- Myfanwy Howell
- Born: 1 September 1903 Llangefni, Anglesey
- Died: 14 November 1988 (aged 85) Newport
- Occupation: Broadcaster

= Myfanwy Howell =

British television presenter (1903–1988)

Myfanwy Howell (1 September 1903 – 14 November 1988) was an early Welsh language radio and television broadcaster, host of Amser Te (Tea Time) in the 1950s.

== Early life ==
Howell was from Llangefni, Anglesey. She was related to poet Denise Levertov's mother, Beatrice Spooner-Jones Levertoff. Scientist John Charnley remembered knowing Myfanwy Howell in Anglesey when he was a teenager evacuated to the island during World War II.

== Career ==

=== Broadcasting ===
In the early 1940s, during World War II, Howell was on radio with the BBC Home Service, contributing Welsh-language content on diet and for schoolchildren.

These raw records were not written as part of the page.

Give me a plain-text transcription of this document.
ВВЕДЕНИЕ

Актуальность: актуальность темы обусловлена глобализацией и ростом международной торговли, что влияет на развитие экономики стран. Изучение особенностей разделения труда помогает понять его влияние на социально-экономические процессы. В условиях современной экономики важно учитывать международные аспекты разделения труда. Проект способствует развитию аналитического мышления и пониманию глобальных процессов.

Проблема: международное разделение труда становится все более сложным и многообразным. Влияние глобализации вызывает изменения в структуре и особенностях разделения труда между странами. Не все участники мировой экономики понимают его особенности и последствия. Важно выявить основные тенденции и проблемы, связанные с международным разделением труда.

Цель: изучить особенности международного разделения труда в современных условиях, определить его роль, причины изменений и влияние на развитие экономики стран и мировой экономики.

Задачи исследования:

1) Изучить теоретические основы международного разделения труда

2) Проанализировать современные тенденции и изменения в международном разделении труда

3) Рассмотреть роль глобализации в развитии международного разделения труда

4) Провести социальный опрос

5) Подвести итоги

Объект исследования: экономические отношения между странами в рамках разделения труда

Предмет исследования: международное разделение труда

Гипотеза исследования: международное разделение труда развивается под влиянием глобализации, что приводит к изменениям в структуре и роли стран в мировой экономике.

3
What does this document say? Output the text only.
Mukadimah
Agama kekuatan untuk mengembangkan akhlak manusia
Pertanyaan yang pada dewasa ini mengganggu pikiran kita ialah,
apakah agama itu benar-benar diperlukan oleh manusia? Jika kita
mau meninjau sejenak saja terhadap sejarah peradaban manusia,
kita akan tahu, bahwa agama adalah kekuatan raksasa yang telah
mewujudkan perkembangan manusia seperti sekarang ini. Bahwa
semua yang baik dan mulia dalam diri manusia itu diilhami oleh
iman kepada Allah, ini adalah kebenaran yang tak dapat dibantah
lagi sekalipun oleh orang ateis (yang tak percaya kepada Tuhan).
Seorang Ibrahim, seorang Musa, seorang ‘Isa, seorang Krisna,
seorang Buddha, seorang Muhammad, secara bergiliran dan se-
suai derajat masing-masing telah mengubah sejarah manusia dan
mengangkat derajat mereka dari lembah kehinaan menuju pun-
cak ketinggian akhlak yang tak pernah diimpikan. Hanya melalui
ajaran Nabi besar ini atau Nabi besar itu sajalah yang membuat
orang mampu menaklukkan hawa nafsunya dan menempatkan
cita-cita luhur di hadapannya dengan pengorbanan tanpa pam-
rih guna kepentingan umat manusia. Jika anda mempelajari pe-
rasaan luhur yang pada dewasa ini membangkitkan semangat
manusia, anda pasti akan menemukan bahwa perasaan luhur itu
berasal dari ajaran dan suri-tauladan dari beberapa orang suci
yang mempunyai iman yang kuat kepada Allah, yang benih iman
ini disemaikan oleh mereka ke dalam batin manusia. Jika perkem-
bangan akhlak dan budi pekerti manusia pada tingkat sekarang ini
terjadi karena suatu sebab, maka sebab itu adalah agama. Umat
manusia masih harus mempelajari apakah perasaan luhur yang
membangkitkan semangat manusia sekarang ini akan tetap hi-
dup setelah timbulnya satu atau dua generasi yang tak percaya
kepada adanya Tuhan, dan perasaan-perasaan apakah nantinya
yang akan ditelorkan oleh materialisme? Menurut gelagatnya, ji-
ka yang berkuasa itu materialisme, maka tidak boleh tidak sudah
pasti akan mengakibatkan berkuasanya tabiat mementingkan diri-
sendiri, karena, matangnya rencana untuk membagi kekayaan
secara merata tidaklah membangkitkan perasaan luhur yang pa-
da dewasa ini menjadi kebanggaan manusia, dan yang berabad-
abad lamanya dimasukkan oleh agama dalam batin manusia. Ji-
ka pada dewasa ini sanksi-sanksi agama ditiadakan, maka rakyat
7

In the 1950s Howell was a program assistant in early radio and television productions based in Bangor, including Noson Lawen (A Merry Evening). In 1952 and 1954 she gave the "shopping report" on the BBC radio program Woman's Hour. In 1952, she gave a recipe for Aberffrauw cakes (a shortbread variety associated with Anglesey) on Welsh Diary on the BBC's General Overseas Service, when Welsh speakers abroad requested recipes on the program. In 1954, she hosted a special Welsh-themed edition of the BBC television program Leisure and Pleasure. She appeared in a 1958 trial weekly series, Awyr Iach (Open Air) with Ron Saunders.

Howell became well known as the presenter on the TWW programme Amser Te (Tea Time), the network's long-running weekly Welsh-language afternoon program for women viewers, beginning in 1958. The show featured recipes, interviews, competitions, musical guests, live and filmed segments; "Howell's homely style of presenting endeared the audience to her." The program's baking segments were popular enough to publish Tea Time Recipes, a cookbook of the recipes featured on the show in 1962, and a sequel, Tea Time Round the World.

=== Other activities ===
Howell was also a justice of the peace. In 1949 she became the first chair of the Welsh Counties Committee of the Women's Institute. In 1954 she participated in the opening ceremonies of the National Eisteddfod, on behalf of the Women's Institute.

== Personal life ==
Myfanwy Howell's husband was Illtyd Howell. They lived in Newport. Some of their letters are in the Denise Levertov Papers at Stanford University.